In their new study published in the Journal of Management Studies, Murthy and Madhok study numerous platforms in the incipient stage and demonstrate that the choice of platform sponsor scope offers a way to overcome the early-stage challenge of the emergence of digital platform ecosystems. Platform sponsor scope refers to the sponsor’s choice of value creation activities to perform internally as well as their decision rights over complements, a choice that shapes the opportunities subsequently available to complementors. When such opportunities seem beneficial, the complementors and consequently consumers are attracted to participate, leading to the emergence of the digital platform ecosystem.
The study develops a problem-solving perspective of the emergence of digital platform ecosystems and contends that the platform sponsor should choose their scope in alignment with the nature of the problem to find valuable complements efficiently. Such an alignment between problem and platform sponsor scope signals to complementors attractive opportunities and thus attracts their participation and, in turn, brings consumers to the ecosystem. Using a data set of crowdfunding campaigns to raise funds to launch digital platforms, they identify pathways for the successful emergence of complementary innovation ecosystems, open-source ecosystems and information ecosystems.
“The study highlights a novel set of considerations – problem and platform sponsor scope – that shifts the emphasis away from the actors (who) to the problem at hand (what) to explain platform ecosystem emergence, a hitherto understudied topic,” says Madhok.

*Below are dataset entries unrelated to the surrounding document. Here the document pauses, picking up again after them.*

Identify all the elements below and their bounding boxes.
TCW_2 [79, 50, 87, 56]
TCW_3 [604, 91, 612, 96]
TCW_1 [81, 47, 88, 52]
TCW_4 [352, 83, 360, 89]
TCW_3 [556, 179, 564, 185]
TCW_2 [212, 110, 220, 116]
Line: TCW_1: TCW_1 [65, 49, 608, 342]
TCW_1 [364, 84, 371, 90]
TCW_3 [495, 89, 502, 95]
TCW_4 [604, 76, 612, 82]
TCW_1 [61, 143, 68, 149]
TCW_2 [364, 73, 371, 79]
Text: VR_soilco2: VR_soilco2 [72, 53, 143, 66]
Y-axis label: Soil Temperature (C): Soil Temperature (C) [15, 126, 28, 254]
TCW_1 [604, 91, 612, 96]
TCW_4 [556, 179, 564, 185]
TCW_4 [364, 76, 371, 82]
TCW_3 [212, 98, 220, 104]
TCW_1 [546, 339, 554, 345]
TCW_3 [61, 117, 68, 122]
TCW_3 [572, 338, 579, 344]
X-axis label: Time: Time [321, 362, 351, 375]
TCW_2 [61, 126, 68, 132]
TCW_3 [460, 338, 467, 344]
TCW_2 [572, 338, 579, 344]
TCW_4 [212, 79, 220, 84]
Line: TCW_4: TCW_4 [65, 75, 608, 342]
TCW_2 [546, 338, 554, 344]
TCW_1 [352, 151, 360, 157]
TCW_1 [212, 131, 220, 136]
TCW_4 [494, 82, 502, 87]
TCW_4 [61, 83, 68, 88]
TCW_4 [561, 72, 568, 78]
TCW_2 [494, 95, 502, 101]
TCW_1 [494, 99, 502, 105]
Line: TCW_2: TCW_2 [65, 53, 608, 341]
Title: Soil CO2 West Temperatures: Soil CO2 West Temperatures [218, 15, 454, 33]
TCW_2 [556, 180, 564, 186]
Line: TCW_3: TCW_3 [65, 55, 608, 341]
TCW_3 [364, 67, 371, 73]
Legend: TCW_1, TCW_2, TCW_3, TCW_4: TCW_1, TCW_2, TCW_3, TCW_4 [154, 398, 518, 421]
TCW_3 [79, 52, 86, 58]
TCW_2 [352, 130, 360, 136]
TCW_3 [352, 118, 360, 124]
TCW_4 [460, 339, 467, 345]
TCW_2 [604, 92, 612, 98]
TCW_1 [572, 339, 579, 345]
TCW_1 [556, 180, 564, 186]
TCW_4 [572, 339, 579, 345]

Their findings suggest that aspiring entrepreneurs have agency in addressing this challenge and should focus on identifying the dimensions of the problem they confront and choose their scope accordingly to attract complementors and, consequently, consumers. Further, they demonstrate that multiple pathways exist for the platform sponsor to enable ecosystem emergence as long as the problem and their choice of scope are aligned. The underlying tenet is that the platform sponsor can shape attractive opportunities for the complementors when such an alignment is achieved.